I had been worried for some time. Ronan was experiencing developmental delays, missing important milestones. I would rush home from work each day hoping he’d started to crawl or had said his first word. He was the same sweet, happy, gurgling baby—but that was the problem. He was the same at nine months old as he had been at six months. Our pediatrician suggested that we rule out any vision problems, so we drove from our home in Santa Fe to the pediatric ophthalmologist’s office in Albuquerque.
I sat in the examination chair as the eye doctor, a short, friendly man with black glasses, played cartoons for Ronan on his iPhone and flashed a series of lights in Ronan’s eyes. “He’s got good fixation,” he said. Ronan squirmed in my lap. Great, I thought, he can see. But behind this feeling of relief was a surge of panic—why, then, was he having these delays? I handed Ronan to Rick and sat in a chair nearby.
“Let me just check his retinas,” the doctor said, and hit the lights. I could see Ronan’s little eyes fl ash in the dark, and then Rick’s. The doctor carefully approached Ronan and peered into his eyes using a special light.
“Oh, boy,” the doctor said. “Oh, boy” was what my father had said when the doctors told my parents about my birth defect, which resulted in the amputation of my left foot. I gripped the sides of the chair and felt the floor drop away. The doctor flipped on the lights and said, “I’ve only seen this one other time.”
“What is it?” I asked, but I could see from his face that it was disastrous.
“Hey, little guy,” Rick said, and turned Ronan to face him.
“Rick,” I said. My hands were sweating, trembling. “Rick!”
“He has cherry-red spots on the backs of his retinas,” the doctor continued. “I’ve only seen this one other time in fifteen years of practice. It’s Tay-Sachs.” He paused. “I am so sorry.”
“What’s that?” Rick asked calmly, but then he quickly had to attend to me because I was wailing. I had wet my pants. The doctor calmly called for a nurse.
“I was tested!” I shouted. “I had the test.” I remembered the genetic counselor asking, “Are you Jewish?” and shaking my head. “I want the Tay-Sachs test anyway,” I’d said. Or had I? Had I, in this moment, instantly generated a memory to try to mitigate the present horror?

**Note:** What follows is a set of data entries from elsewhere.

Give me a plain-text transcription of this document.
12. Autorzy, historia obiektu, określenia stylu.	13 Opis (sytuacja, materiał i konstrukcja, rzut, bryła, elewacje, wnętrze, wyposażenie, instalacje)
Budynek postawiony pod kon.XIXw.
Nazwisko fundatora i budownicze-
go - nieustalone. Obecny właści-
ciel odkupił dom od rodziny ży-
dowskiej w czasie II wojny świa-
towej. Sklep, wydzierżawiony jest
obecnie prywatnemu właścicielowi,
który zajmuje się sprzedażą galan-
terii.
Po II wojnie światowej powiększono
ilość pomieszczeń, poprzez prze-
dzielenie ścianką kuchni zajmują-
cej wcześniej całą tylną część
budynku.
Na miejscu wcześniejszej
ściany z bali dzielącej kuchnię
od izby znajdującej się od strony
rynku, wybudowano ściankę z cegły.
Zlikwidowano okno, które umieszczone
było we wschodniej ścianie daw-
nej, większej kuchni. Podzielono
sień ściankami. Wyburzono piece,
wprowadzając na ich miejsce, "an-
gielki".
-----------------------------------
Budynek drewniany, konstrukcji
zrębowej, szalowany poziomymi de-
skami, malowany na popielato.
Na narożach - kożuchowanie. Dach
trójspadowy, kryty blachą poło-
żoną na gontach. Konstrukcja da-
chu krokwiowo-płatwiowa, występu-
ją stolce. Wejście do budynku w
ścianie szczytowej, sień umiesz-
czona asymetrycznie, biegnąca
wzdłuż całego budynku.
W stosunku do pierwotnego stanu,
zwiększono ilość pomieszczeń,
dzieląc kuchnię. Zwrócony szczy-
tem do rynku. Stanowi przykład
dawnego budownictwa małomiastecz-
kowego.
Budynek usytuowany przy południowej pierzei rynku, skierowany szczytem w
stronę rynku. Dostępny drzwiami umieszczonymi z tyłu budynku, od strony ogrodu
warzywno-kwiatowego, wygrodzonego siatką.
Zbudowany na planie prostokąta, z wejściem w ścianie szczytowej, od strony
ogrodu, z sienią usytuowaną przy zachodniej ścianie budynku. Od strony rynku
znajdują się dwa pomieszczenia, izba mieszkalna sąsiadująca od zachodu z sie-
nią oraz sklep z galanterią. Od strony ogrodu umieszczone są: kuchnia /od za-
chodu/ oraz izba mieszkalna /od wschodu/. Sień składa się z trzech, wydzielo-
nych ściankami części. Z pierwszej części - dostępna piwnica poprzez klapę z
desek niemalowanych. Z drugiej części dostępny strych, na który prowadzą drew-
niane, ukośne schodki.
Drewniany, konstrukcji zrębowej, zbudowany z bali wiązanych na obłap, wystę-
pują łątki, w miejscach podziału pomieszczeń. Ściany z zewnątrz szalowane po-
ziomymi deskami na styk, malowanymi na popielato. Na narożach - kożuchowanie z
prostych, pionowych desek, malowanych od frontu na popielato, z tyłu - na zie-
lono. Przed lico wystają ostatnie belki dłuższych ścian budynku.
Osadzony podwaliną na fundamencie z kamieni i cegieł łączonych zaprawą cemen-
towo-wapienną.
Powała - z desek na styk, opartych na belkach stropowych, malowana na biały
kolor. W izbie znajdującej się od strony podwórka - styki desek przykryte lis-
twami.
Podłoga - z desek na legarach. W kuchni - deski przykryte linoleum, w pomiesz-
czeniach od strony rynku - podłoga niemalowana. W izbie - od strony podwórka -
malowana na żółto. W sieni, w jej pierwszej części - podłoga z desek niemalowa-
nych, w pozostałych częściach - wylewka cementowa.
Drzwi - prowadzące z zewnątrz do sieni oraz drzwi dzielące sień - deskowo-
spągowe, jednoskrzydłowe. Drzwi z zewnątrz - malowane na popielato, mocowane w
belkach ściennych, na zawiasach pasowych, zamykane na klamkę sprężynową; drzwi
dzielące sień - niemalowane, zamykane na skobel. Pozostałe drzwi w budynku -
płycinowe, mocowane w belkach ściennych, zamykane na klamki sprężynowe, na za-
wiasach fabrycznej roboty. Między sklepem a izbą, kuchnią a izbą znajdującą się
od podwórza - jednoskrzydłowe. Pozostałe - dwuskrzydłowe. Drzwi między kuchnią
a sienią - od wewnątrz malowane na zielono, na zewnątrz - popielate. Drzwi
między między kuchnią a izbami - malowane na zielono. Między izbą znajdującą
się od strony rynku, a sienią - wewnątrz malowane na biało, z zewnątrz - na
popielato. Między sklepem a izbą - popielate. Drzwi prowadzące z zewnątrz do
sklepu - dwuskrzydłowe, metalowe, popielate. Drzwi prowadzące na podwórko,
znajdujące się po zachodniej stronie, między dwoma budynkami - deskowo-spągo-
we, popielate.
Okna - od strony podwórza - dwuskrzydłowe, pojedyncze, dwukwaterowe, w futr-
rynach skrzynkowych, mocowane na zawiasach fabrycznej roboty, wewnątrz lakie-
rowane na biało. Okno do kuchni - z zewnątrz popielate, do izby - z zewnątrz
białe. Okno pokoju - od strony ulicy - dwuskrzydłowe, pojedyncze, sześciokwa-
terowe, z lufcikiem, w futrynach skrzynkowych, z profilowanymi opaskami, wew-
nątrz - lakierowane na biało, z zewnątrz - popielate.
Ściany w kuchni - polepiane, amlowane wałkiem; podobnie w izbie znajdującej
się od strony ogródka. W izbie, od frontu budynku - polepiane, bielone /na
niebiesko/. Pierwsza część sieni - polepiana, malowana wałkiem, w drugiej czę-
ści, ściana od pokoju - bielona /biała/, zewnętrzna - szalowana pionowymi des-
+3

“I don’t know,” the doctor said uncertainly, and looked as if he might cry. I stared at him. “Did I?” I asked in a squeaky voice, but of course he would not know. He was the eye doctor, a man we’d just met, not the person who had administered the test. He shook his head and cleared his throat. I would later learn that the standard prenatal screening for Tay-Sachs only detects the nine most common mutations—those found among the Ashkenazi Jewish population—but there are more than one hundred known mutations. I would have needed to ask for a combination DNA and enzyme test or requested that my DNA be sequenced. I had not known to ask for either of these. I was told the odds of my being a carrier were “astronomical,” and both parents must be carriers for a child to inherit Tay-Sachs. Rick is Jewish, but by testing one of us, we thought we were covering our bases.
“My mom, my mom,” I said to Rick, gripping his arm and then taking Ronan from him. I clutched at my son, running my shaking hands over his head, his arms, his fat legs. “Little guy, little guy,” I said. He squirmed and giggled. I had the urge to swallow him, to try to return him to my body, where he’d be safe, but of course he’d never been safe, not even there. “Where’s my mom?” I was shouting now. “I need to call my mom. Where’s the phone? Give me the phone.”
“Well, what can we do about it?” Rick asked, glancing between me and Ronan and the doctor, digging in the diaper bag for the cell phone, but I knew enough about Tay-Sachs to know that there was nothing at all for us to do and that my life, the life as a new and hopeful mother, was over.
The doctor looked at the two of us. “No, I’m so sorry,” he said. “There’s no way to fix it.”
“They die,” I stuttered. I had the sensation of skin falling away from bone. I hugged Ronan more tightly. “They. Die.” I wanted to vomit, and my grip on Ronan was scaring him. I loosened my arms slightly.
“What?” Rick asked. “Surely—”
“They die,” I said firmly in a high-pitched voice, and this time he understood that I meant Ronan, that Ronan—our boy, our baby, our child—would die. The world was broken, and the three of us—Ronan, Rick and I—were falling into its mouth.